Biasanya lobi-lobi dilakukan sebagai pendekatan dalam rangka merancang sesuatu
perundingan. Apabila lobi berjalan mulus diyakini akan menghasilkan perundingan
yang sukses.
5. Negosiasi
sebagai suatu Fungsi dan Sarana.
Istilah Negosiasi
sebenarnya berawal dari dunia diplomasi yaitu dunia yang digeluti oleh para
diplomat (Dubes, Duta, Kuasa Usaha, Konsul, dan lainlain) dalam melakukan
kegiatan sesuai kepentingan negaranya di negara mana mereka bertugas.
Jadi, negosiasi
adalah merupakan salah satu fungsi utama dari para Diplomat. Oleh karena itu,
dalam pergaulan internasional hampir setiap negara menempatkan
diplomat-diplomatnya di negara-negara sahabat. Meskipun istilah dan praktik
negosiasi berawal dari dunia diplomasi, namun dewasa ini sudah menjadi sarana
pada berbagai aspek kehidupan bermasyarakat, berbangsa, dan bernegara, baik
dalam dimensi eksternal maupun dimensi domestik.
Kata kunci
Negosiasi; persetujuan yang dapat diterima oleh para pihak. Kata kunci ini
berlaku bagi segala macam Negosiasi, seperti:
a. Negosiasi
diplomatik
b.Negosiasi perdagangan
internasional (bilateral maupun multilateral)
c. Negosiasi global
(seperti negosiasi sengketa utara & selatan)
d. Negosiasi antara buruh dan majikan
e. Negosiasi
antara penjual dan pembeli
f.

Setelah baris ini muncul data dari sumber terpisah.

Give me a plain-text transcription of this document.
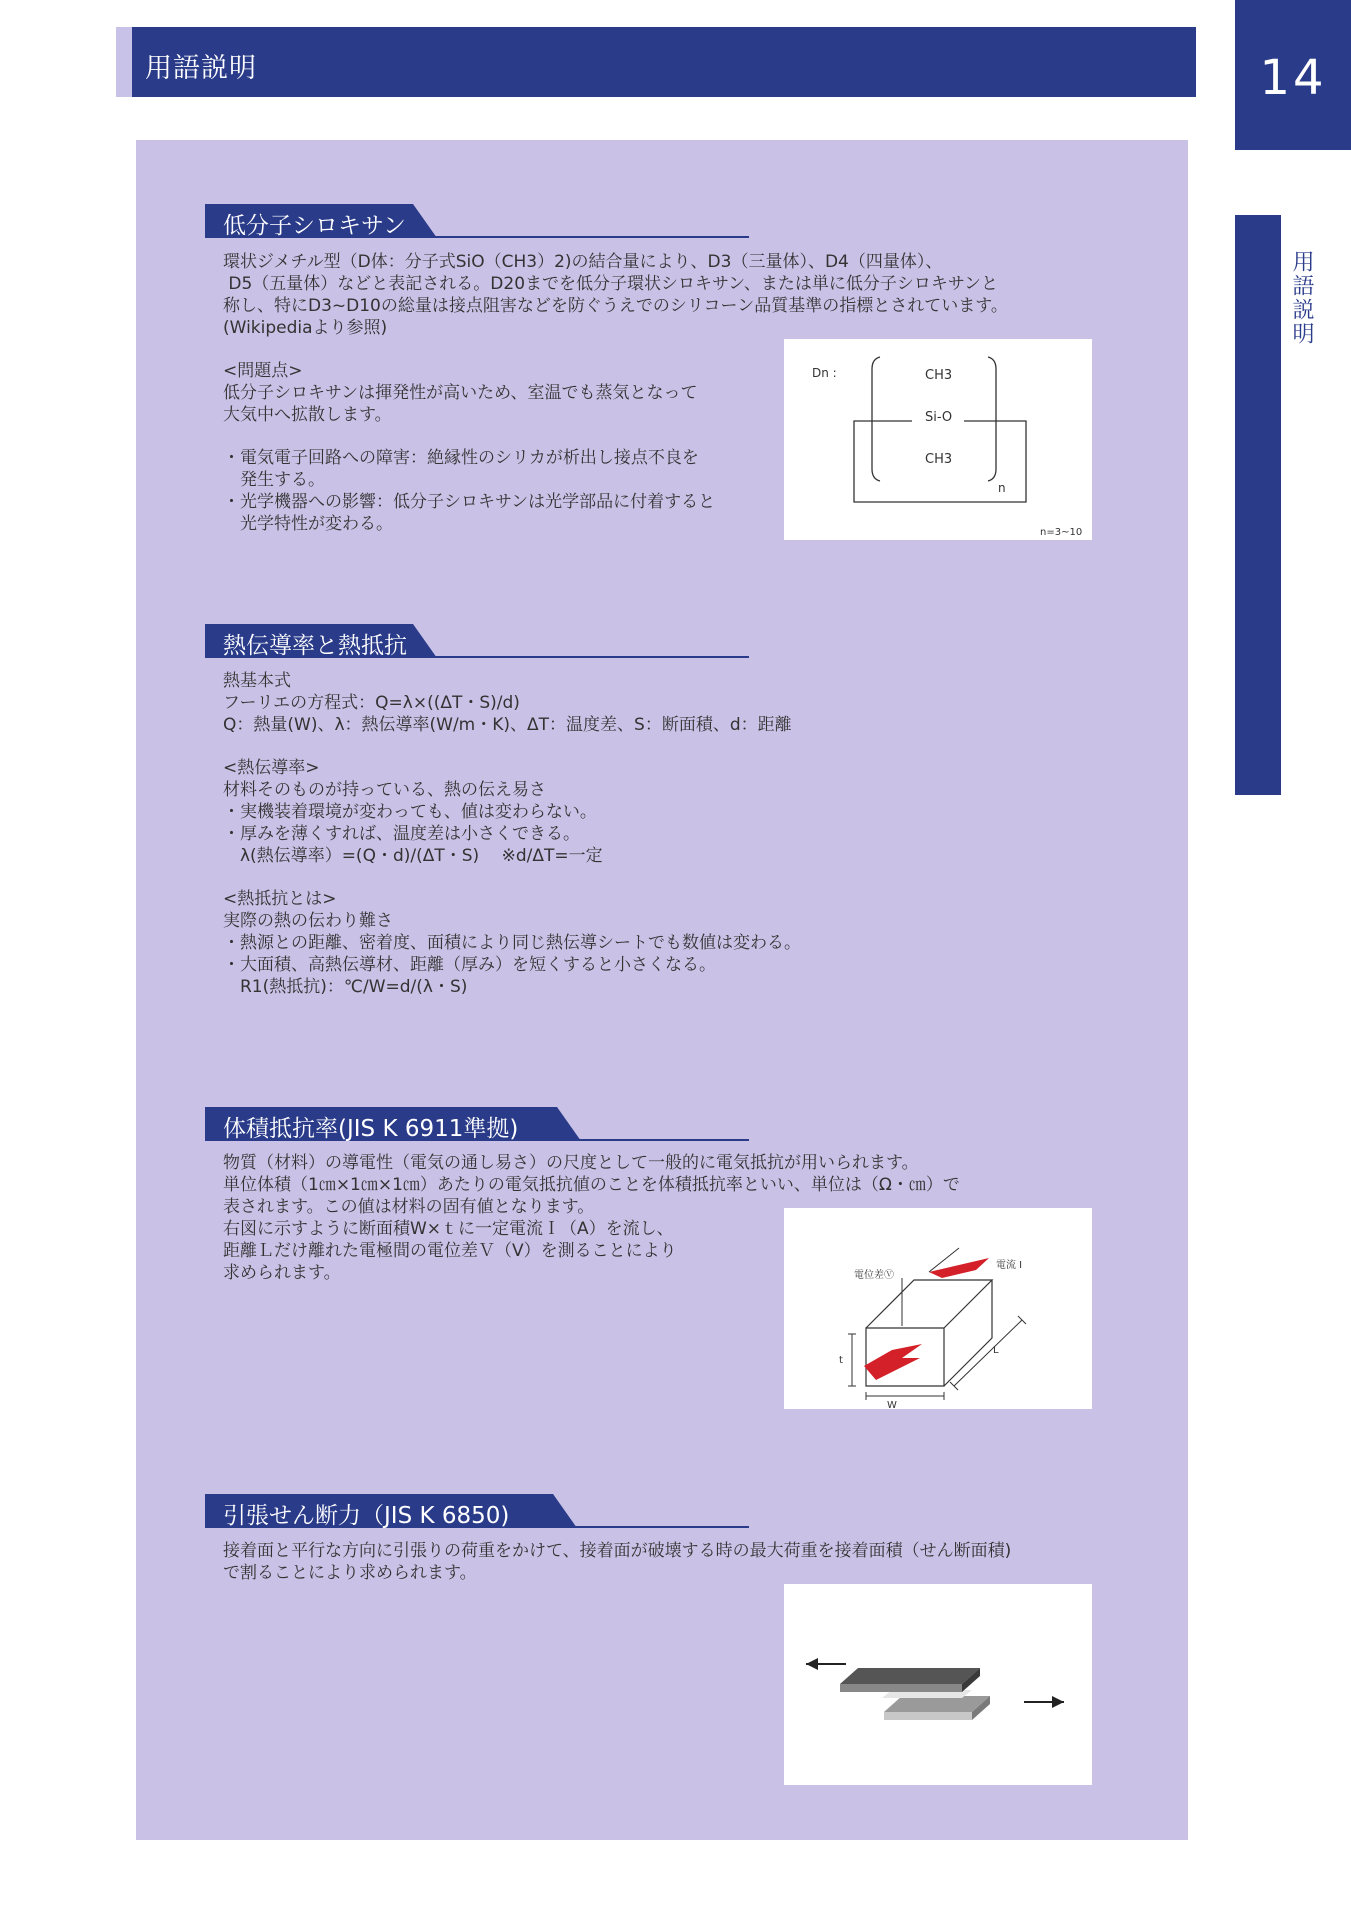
用語説明	14
用語説明
低分子シロキサン
環状ジメチル型（D体：分子式SiO（CH3）2)の結合量により、D3（三量体）、D4（四量体）、
D5（五量体）などと表記される。D20までを低分子環状シロキサン、または単に低分子シロキサンと
称し、特にD3~D10の総量は接点阻害などを防ぐうえでのシリコーン品質基準の指標とされています。
(Wikipediaより参照)
<問題点>
低分子シロキサンは揮発性が高いため、室温でも蒸気となって
大気中へ拡散します。
・電気電子回路への障害：絶縁性のシリカが析出し接点不良を
　発生する。
・光学機器への影響：低分子シロキサンは光学部品に付着すると
　光学特性が変わる。
Dn :	CH3
Si-O
CH3
n
n=3~10
熱伝導率と熱抵抗
熱基本式
フーリエの方程式：Q=λ×((ΔT・S)/d)
Q：熱量(W)、λ：熱伝導率(W/m・K)、ΔT：温度差、S：断面積、d：距離
<熱伝導率>
材料そのものが持っている、熱の伝え易さ
・実機装着環境が変わっても、値は変わらない。
・厚みを薄くすれば、温度差は小さくできる。
　λ(熱伝導率）=(Q・d)/(ΔT・S)　 ※d/ΔT=一定
<熱抵抗とは>
実際の熱の伝わり難さ
・熱源との距離、密着度、面積により同じ熱伝導シートでも数値は変わる。
・大面積、高熱伝導材、距離（厚み）を短くすると小さくなる。
　R1(熱抵抗)：℃/W=d/(λ・S)
体積抵抗率(JIS K 6911準拠)
物質（材料）の導電性（電気の通し易さ）の尺度として一般的に電気抵抗が用いられます。
単位体積（1㎝×1㎝×1㎝）あたりの電気抵抗値のことを体積抵抗率といい、単位は（Ω・㎝）で
表されます。この値は材料の固有値となります。
右図に示すように断面積W×ｔに一定電流Ｉ（A）を流し、
距離Ｌだけ離れた電極間の電位差Ｖ（V）を測ることにより
求められます。	電位差Ⓥ
電流 I
t
W
L
引張せん断力（JIS K 6850)
接着面と平行な方向に引張りの荷重をかけて、接着面が破壊する時の最大荷重を接着面積（せん断面積)
で割ることにより求められます。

Negosiasi
antara dua korporasi yang ingin melakukan merger atau aliansi strategik.
g. Negosiasi
pembentukan joint venture
h. Negosiasi
mengenai investasi langsung (direct investment)
i. Negosiasi
pilkada
j. Negosiasi
pemenangan tender, dan sebagainya.
6. Prinsip,
Strategi, Teknik, dan Taktik Lobi dan Bernegosiasi
Lobi memiliki
beberapa karakteristik yaitu bersifat informal dalam berbagai bentuk, pelakunya
juga beragam, dapat melibatkan pihak ketiga sebagai perantara, tempat dan waktu
fleksibel dengan pendekatan satu arah oleh pelobi. Ada beberapa cara untuk
melakukan lobi baik yang legal maupun ilegal, secara terbuka maupun
tertutup/rahasia, secara langsung ataupun tidak langsung. Sebagai contoh: upaya
penyuapan dapat dikategorikan sebagai lobi secara langsung, tertutup dan
ilegal. Lobi semacam ini jelas melanggar hukum, namun karena bersifat
tertutup/rahasia, agak sulit untuk membuktikannya (contoh: kasus-kasus lobi
pemenangan tender dengan pendekatan gula-gula/wanita, seperti yang sering
diberitakan diberbagai mass media).
C. Modal dan Model
Negoisasi
1. Modal
Negosiasi
a. Menurut
sejumlah ilmuwan Sosial, yaitu: French dan Roven,
Baldridge dan
Kanter dalam Mufid A. Busyairi, (1997). Ada beberapa sumber kekuatan dalam
melakukan Negosiasi yaitu:
1) otoritas,
2) informasi dan
keahlian,
3) kontrol
terhadap penghargaan,
4) kekuatan
memaksa dengan kekerasan,
5) aliansi dan
jaringan,
6) akses terhadap
dan kontrol kepada agenda,
7) mengendalikan
tujuan dan simbol-simbol, dan
8) kekuatan
personal.
b.Di samping
delapan modal tersebut di atas, sebelum menetapkan aktor/pelobi/perunding,
tempat dan waktu perundingan, pendekatan dan target,keberhasilan Lobi adalah
merupakan modal yang tidak kalah pentingnya.
c. Strategi,
teknik dan taktik Negosiasi yang telah dirancang dengan baik dengan
memenuhi
prinsip-prinsip bernegosiasi adalah juga merupakan modal yang dapat menentukan
keberhasilan Negosiator dalam bernegosiasi, termasuk di dalamnya kemampuan
berkomunikasi.
Strategi yang
dimaksud adalah:
1) Negosiator harus
tahu persis target (objective) yang ingin dicapai.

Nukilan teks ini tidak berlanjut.